Stakeholder mapping for an effective malnutrition response
In the second objective of the community debate on the burden of malnutrition in the Tooro Sub Region, a mapping of stakeholders was done to suggest the roles of each stakeholder in alleviating malnutrition. Five key stakeholders were enlisted, including; (1) parents/ caretakers, (2) Village Health Teams (VHTs) / community health workers, (3) community leaders (political, church and cultural leaders), (4) civil society organizations and (5) the private sector.
The following are the roles deserving of each of the stakeholders and affirmed by participants during the discussions.
- Parents/ Caretakers
- Create time and care for their children
- Make right dietary choices for their children
- Plan and prepare nutritious and safe food for their household members
- Ensure that they prioritize the health and nutrition status of their children
- Grow and or purchase nutritious food for their households
- Ensure optimal Infant and Young Child Feeding (IYCF) practices like breastfeeding and appropriate complementary feeding
- Village Health Teams (VHTs) / community health workers
- Conduct home visits and do nutrition and health surveillance at village level
- Make referrals of malnutrition to the health units
- Conduct health and nutrition education at the village level
- Timely report on the village health and nutrition situation
- Community leaders (political, church and cultural leaders)

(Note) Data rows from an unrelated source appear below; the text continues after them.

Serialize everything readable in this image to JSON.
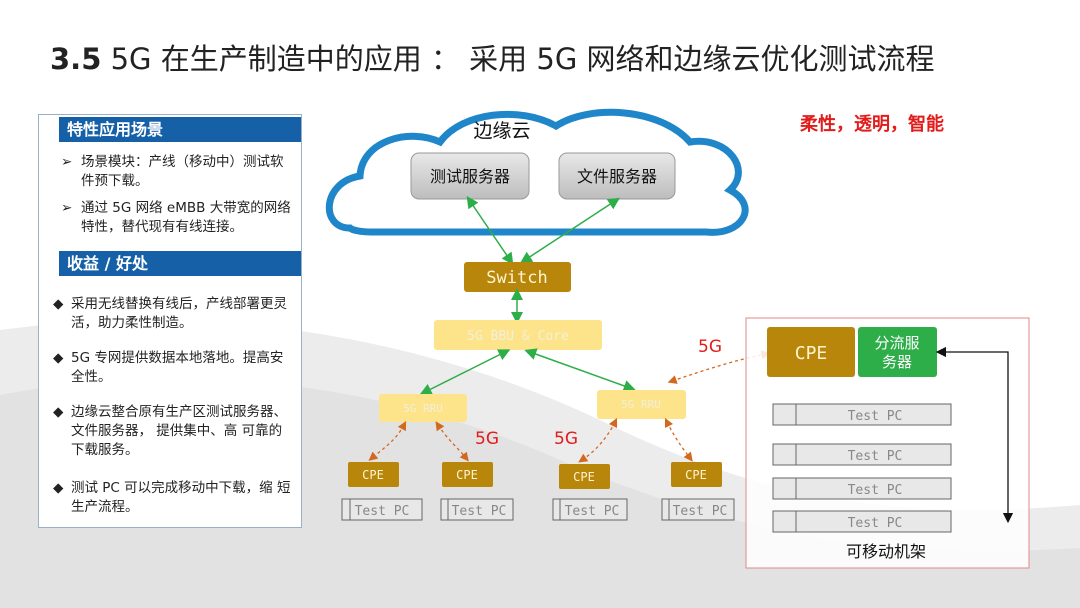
{
  "title": {
    "number": "3.5",
    "text": " 5G 在生产制造中的应用 ： 采用 5G 网络和边缘云优化测试流程"
  },
  "panel": {
    "section1": "特性应用场景",
    "section1_items": [
      "场景模块：产线（移动中）测试软件预下载。",
      "通过 5G 网络 eMBB 大带宽的网络特性，替代现有有线连接。"
    ],
    "section2": "收益 / 好处",
    "section2_items": [
      "采用无线替换有线后，产线部署更灵活，助力柔性制造。",
      "5G 专网提供数据本地落地。提高安全性。",
      "边缘云整合原有生产区测试服务器、文件服务器， 提供集中、高 可靠的下载服务。",
      "测试 PC 可以完成移动中下载，缩 短生产流程。"
    ]
  },
  "diagram": {
    "cloud_label": "边缘云",
    "test_server": "测试服务器",
    "file_server": "文件服务器",
    "switch": "Switch",
    "bbu_core": "5G BBU & Core",
    "rru_left": "5G RRU",
    "rru_right": "5G RRU",
    "tag_5g": "5G",
    "cpe": "CPE",
    "test_pc": "Test PC",
    "split_server": "分流服\n务器",
    "rack_label": "可移动机架",
    "slogan": "柔性，透明，智能"
  },
  "colors": {
    "cloud_stroke": "#1f86c9",
    "switch_fill": "#b8860b",
    "bbu_fill": "#fde38a",
    "green": "#2eae49",
    "accent_red": "#e21b1b",
    "panel_head": "#1560a6"
  }
}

- Regularly organize community health assemblies
- Enforce the health policies and regulations at community level
- Conduct home visits and guide the community on what to do to prevent malnutrition and ill health
- Participate in community sensitizations on nutrition, food security and health
- Civil society organizations
- Extend the health and nutrition sensitization sessions at village level.
- Participate in community health assemblies.
- Provide guidance to community members on health and nutrition practices.
- Train the community leaders and VHTs on community health and nutrition surveillance and community engagements.
- Support livelihood programs at community level to eradicate poverty and improve household incomes.
- Provide technical support to community leadership, VHTs and households on health, food production and nutrition matters.